Signal to noise ratio, or S/N, is a numerical value used to determine the lower limit of detection (LOD), a measure of a mass spectrometer’s sensitivity as it looks for a given compound, like betamethasone valerate, in a sample. The ratio is intended to assure that there is more ‘signal’ (the compound of interest, like betamethasone valerate) than ‘instrument noise’ in the test results. Maylin testified that the industry standard S/N should be at least 3:1 to claim the presence of a given drug.

But under questioning from Wolsing, Maylin admitted that the S/N for some of the tests he performed for betamethasone valerate fell below the 3:1 standard, suggesting he didn’t find detect a sufficiently strong signal from the substance compared to the “background noise” in the colt’s urine.

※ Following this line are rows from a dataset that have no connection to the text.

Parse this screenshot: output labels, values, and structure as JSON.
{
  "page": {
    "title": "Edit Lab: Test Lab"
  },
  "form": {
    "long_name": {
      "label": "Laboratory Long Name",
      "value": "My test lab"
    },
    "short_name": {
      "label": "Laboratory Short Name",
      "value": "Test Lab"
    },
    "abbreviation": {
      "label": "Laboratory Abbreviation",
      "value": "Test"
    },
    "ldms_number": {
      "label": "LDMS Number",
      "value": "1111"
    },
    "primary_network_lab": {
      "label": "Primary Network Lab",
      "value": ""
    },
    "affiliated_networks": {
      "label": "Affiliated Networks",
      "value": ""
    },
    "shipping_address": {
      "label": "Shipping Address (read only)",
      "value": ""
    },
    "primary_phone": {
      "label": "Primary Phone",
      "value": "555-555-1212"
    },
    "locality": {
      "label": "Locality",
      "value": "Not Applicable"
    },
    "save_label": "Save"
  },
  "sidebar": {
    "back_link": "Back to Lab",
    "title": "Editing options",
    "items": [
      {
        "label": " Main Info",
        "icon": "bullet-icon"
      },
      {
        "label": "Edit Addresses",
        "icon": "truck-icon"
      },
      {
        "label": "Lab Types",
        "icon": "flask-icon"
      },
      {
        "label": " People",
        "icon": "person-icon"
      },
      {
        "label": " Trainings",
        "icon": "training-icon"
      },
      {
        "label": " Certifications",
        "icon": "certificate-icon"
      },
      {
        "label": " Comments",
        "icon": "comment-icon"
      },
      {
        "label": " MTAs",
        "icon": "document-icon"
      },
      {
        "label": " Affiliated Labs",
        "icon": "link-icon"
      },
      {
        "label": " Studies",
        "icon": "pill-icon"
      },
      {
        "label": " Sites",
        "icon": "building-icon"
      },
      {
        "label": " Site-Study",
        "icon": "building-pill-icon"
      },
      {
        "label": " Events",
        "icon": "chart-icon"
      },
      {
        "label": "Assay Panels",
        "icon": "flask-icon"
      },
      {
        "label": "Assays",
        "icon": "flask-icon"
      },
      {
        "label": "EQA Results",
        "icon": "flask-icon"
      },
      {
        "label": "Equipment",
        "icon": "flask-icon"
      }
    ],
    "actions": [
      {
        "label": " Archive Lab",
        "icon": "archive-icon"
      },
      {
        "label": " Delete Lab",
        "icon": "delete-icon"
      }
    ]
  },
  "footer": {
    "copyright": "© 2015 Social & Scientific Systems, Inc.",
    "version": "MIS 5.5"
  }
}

Elsewhere in the deposition, Wolsing confronted Maylin about similar data for clotrimazole, the antifungal component of Otomax that Zedan’s attorneys claimed Maylin had also identified in Medina Spirit’s sample. Some of the data turned over by Maylin showed that the apparent concentrations of clotrimazole he found were very close to the apparent concentrations in the negative control sample he also tested.

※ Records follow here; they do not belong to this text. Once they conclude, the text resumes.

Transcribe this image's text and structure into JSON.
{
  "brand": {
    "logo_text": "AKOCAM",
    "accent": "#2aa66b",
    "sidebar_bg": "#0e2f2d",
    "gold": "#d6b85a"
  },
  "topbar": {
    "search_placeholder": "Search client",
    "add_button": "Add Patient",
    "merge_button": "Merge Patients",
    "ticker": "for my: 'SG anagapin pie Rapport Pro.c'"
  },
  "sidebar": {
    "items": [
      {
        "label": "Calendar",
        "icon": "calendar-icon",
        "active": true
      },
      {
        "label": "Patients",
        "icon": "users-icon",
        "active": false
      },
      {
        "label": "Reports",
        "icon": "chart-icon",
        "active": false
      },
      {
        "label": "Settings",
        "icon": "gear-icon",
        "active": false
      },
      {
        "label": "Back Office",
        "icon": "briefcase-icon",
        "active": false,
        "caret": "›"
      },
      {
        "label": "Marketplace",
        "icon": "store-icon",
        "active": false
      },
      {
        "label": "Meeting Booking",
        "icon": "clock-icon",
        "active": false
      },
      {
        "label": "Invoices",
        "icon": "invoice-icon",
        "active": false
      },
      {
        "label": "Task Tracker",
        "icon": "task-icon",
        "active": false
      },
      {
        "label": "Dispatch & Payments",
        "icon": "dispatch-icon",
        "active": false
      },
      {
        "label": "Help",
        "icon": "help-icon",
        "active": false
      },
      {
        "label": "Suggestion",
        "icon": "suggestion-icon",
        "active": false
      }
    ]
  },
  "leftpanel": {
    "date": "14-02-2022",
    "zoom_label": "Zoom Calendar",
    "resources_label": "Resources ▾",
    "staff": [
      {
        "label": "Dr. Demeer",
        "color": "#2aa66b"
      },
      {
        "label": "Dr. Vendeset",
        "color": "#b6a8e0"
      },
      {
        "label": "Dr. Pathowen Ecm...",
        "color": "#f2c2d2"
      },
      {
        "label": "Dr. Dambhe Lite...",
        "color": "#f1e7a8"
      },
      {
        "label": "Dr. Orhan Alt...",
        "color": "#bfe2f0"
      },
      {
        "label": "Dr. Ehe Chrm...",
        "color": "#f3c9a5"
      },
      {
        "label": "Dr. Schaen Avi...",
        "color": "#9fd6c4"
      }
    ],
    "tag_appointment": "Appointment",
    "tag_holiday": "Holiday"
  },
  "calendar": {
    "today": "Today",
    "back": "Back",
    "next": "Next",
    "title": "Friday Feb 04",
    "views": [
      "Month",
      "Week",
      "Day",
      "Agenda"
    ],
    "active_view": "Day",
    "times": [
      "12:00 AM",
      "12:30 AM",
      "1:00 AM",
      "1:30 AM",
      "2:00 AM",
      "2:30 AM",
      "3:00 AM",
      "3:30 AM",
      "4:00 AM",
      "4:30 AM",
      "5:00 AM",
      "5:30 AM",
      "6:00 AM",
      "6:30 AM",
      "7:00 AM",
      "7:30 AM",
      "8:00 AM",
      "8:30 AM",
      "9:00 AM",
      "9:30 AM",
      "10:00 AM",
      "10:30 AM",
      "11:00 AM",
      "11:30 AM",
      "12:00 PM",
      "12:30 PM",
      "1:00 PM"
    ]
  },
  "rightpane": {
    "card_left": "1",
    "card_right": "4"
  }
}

Maylin emphasized that his task was to see whether he could find any components of Otomax, not to quantify how much of each were present and that his testing methodology was appropriate for that task.

All of this could lay part of the groundwork for the KHRC’s scientific experts to claim that Maylin’s testing of Medina Spirit’s sample did not meet industry (Association of Official Analytical Chemists) or other widely accepted forensic toxicology standards to identify either of the two key ingredients in Otomax.

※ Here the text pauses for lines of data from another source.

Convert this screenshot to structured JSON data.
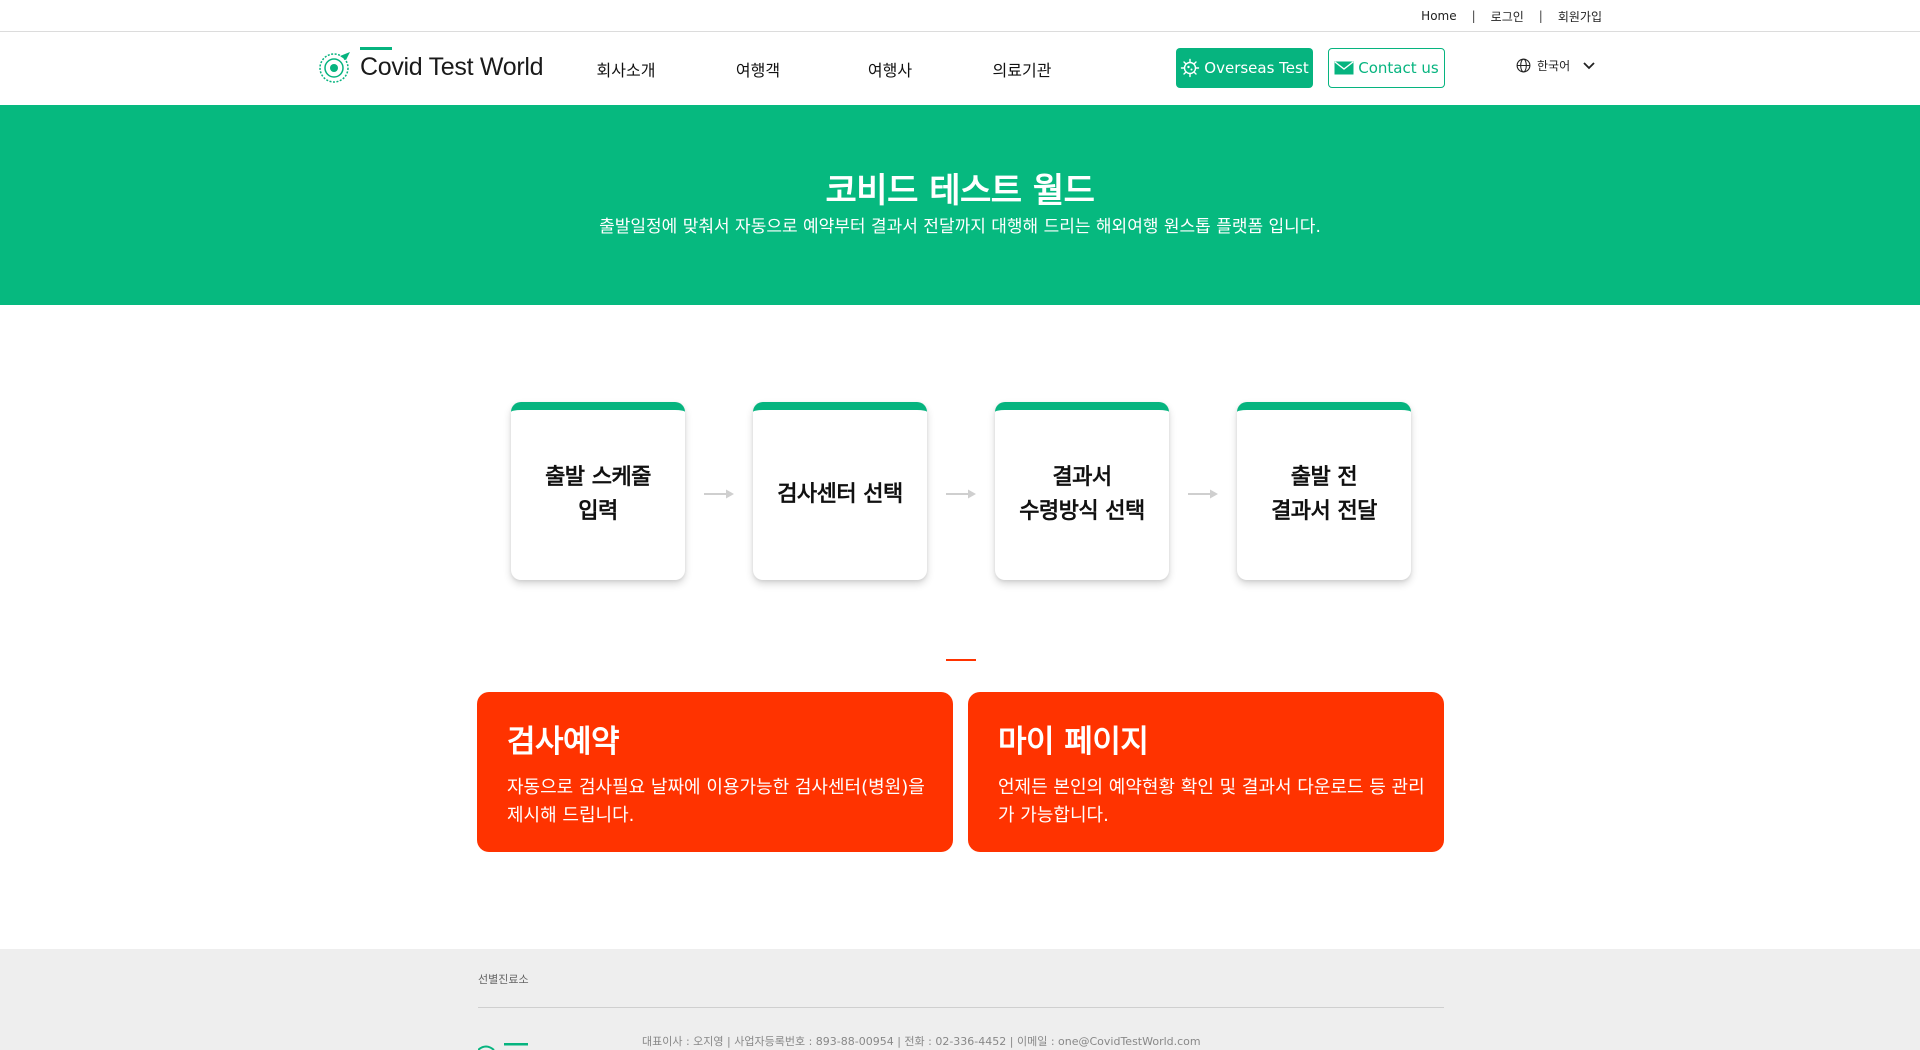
{
  "topbar": {
    "home": "Home",
    "sep": "|",
    "login": "로그인",
    "signup": "회원가입"
  },
  "header": {
    "logo_text": "Covid Test World",
    "nav": [
      "회사소개",
      "여행객",
      "여행사",
      "의료기관"
    ],
    "overseas_button": "Overseas Test",
    "contact_button": "Contact us",
    "language": "한국어"
  },
  "hero": {
    "title": "코비드 테스트 월드",
    "subtitle": "출발일정에 맞춰서 자동으로 예약부터 결과서 전달까지 대행해 드리는 해외여행 원스톱 플랫폼 입니다."
  },
  "steps": [
    "출발 스케줄\n입력",
    "검사센터 선택",
    "결과서\n수령방식 선택",
    "출발 전\n결과서 전달"
  ],
  "cards": {
    "reservation": {
      "title": "검사예약",
      "desc": "자동으로 검사필요 날짜에 이용가능한 검사센터(병원)을 제시해 드립니다."
    },
    "mypage": {
      "title": "마이 페이지",
      "desc": "언제든 본인의 예약현황 확인 및 결과서 다운로드 등 관리가 가능합니다."
    }
  },
  "footer": {
    "link": "선별진료소",
    "info": "대표이사 : 오지영  |  사업자등록번호 : 893-88-00954  |  전화 : 02-336-4452  |  이메일 : one@CovidTestWorld.com"
  },
  "colors": {
    "brand_green": "#06b47f",
    "hero_green": "#06b97f",
    "accent_red": "#ff3300",
    "footer_bg": "#eeeeee"
  },
  "icons": [
    "logo-globe-icon",
    "virus-icon",
    "mail-icon",
    "globe-icon",
    "chevron-down-icon",
    "arrow-right-icon"
  ]
}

–Maylin claimed his initial interest in the case was preventing a similar post-race positive after the Belmont. Of course, Medina Spirit didn’t end up running in the 2021 Belmont Stakes, but Maylin said “the New York Racing and Wagering Board” was aware of his research and that there was some concern about whether a repeat situation could occur in New York.

“They were – they were aware of the study because of implications of this horse racing in the Belmont Stakes and what we would do to try to preclude the folly that you folks are dealing with,” Maylin said.
“To preclude the folly that we are dealing with, is that what you said?” asked Wolsing.
“Yeah.”
“What folly are you referring to there, Doctor?”
“The horse was treated with Otomax and allowed to run.”
“And you’re saying it was folly to allow the horse to run after it had been treated with Otomax?”
“The answer is yes.”

Maylin went on to say that had the horse gone to New York, he would have been tested out-of-competition and not been allowed to run.

Out-of-competition testing in most places isn’t designed to look for the presence of therapeutic drugs, but rather to catch the use of banned drugs like EPO or anabolic agents.

New York’s regulation on out-of-competition testing states that “A race-day prohibition or restriction of a substance by a commission rule is not applicable to an out-of-competition test unless there is an attempt to race the horse in a manner that violates such rule.”

–Maylin said hypothetically, it’s possible the horse could have received both topical Otomax and betamethasone in an injection. Although Maylin believes his results establish that Medina Spirit was given Otomax, he could not say this eliminated the possibility the horse had been exposed to betamethasone via injection. Both exposures could have taken place, he said, and there would be no way to tell from the testing he did.

Maylin did not test for so-called ‘free betamethasone’ meaning betamethasone that didn’t have the valerate ester attached to its molecule. The valerate ester is what enables it to be absorbed topically in drugs like Otomax. When the drug enters the horse’s body, the valerate is cleaved off, and plain old betamethasone is what circulates through the bloodstream and tissues. This also happens with betamethasone phosphate and betamethasone acetate, the two injectable forms of the drug – all of it ends up as free betamethasone by the time it gets to the tissues. When asked why he didn’t look for free betamethasone, Maylin said that was not on the list of substances in Judge Thomas Wingate’s order from Franklin Circuit Court guiding the release of excess urine sample to the New York lab.